I think there are real, tangible differences between the journal / magazine scenes here and in the US, and anyone who's written a story and wants to publish it and wonders if maybe they should expand their horizons beyond Canada's border will probably have to confront these differences eventually.
Many are the advantages to publishing locally, in your own country. It means that I can walk to the bookstore and find something I've written there. People I know can, and often will, read my stories, essays, or whatever. Plus it sort of builds a base for you in the place where you're most likely to seek publication for a book later on in your career. You're also eligible for Canadian awards, which is good (because there's a smaller pool of published writers to draw from, you have a better shot at getting an award nod) and bad (because, well, there aren't many awards in the first place).
On the other hand, we just don't have that many venues for writers, especially now that the Federal Government seems hell bent on snuffing out artist grants (which, I should probably mention, is another reason why I'm happy to be a writer living in Canada; where else can artists in the early stages of their careers get funding to help them develop?).
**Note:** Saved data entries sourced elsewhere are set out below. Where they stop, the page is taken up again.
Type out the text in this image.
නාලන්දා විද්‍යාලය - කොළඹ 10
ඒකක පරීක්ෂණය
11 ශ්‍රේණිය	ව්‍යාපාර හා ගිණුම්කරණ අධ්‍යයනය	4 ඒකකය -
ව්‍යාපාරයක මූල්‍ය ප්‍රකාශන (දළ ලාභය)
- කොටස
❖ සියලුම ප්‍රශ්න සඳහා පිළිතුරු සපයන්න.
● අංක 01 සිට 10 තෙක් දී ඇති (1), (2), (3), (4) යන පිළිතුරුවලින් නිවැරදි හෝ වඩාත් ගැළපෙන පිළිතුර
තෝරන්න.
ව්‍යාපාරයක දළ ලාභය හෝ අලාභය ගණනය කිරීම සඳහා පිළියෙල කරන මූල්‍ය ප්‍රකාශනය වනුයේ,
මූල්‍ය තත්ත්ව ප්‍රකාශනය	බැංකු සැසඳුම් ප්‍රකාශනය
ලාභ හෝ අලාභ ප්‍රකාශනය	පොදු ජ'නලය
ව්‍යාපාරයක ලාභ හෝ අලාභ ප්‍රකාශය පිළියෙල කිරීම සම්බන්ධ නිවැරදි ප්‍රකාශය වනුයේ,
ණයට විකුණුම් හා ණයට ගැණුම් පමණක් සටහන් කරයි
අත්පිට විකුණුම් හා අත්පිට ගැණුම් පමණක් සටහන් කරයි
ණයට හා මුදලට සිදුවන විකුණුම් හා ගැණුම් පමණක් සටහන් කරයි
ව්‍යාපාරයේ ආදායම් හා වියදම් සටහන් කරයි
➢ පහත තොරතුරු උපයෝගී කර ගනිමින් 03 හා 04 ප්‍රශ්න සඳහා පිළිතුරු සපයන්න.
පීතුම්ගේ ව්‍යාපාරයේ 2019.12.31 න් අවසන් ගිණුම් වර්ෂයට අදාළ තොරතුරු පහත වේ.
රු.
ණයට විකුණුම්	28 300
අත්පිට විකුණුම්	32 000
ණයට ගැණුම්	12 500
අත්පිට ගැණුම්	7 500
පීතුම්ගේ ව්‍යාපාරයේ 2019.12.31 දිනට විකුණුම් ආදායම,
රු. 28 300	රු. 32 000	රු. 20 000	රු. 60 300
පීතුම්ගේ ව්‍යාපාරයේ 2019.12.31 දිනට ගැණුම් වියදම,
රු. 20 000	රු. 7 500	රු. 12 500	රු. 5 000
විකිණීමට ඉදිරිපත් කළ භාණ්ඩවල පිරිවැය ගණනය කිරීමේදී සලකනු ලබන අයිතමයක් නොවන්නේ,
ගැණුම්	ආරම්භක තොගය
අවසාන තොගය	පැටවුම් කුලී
It's a handful. Before sending a story out I pull out my handy dandy list of places in Canada I'd like to publish. Beside every name is a tally of how many times I've submitted to them in the past.
And I have submitted to each and every one, at least once.
Let's be honest: America has hundreds of journals. Aside from the biggies (New Yorker, here I come!), I can't keep track of them all. And again, this is good AND bad. It's good because it affords more opportunities to be seen by more editors; it's bad because a lot of great, great publications get lost in the mix simply because the mix is too, like, mixed. There are reasons why that's the case. Population size could be one; more people means more readers means more demand for reading material. Legacy could be another. And the number of academic institutions willing to foot the bill for a quality magazine or journal is exponentially higher in the US than in Canada.
For the record: I am happy, boundlessly so, to be a Canadian writer. Even though I like her biographies of other people, I really do think Glendinning is wrong about us. There are a wealth of Canadian writers producing exceptional, and exceptionally risky, work, and I think our smaller publications - our New Quarterlies and our Fiddleheads, our EVENTs and our Prisms and our Geists and our . . . - are every bit as good as journals published down south.
Is it harder for younger writers to get published here? I don't know. Canada has fewer journals to choose from, which makes competition stiff. But I think good writing is good writing and will, with some elbow grease, always find the home and readership it deserves.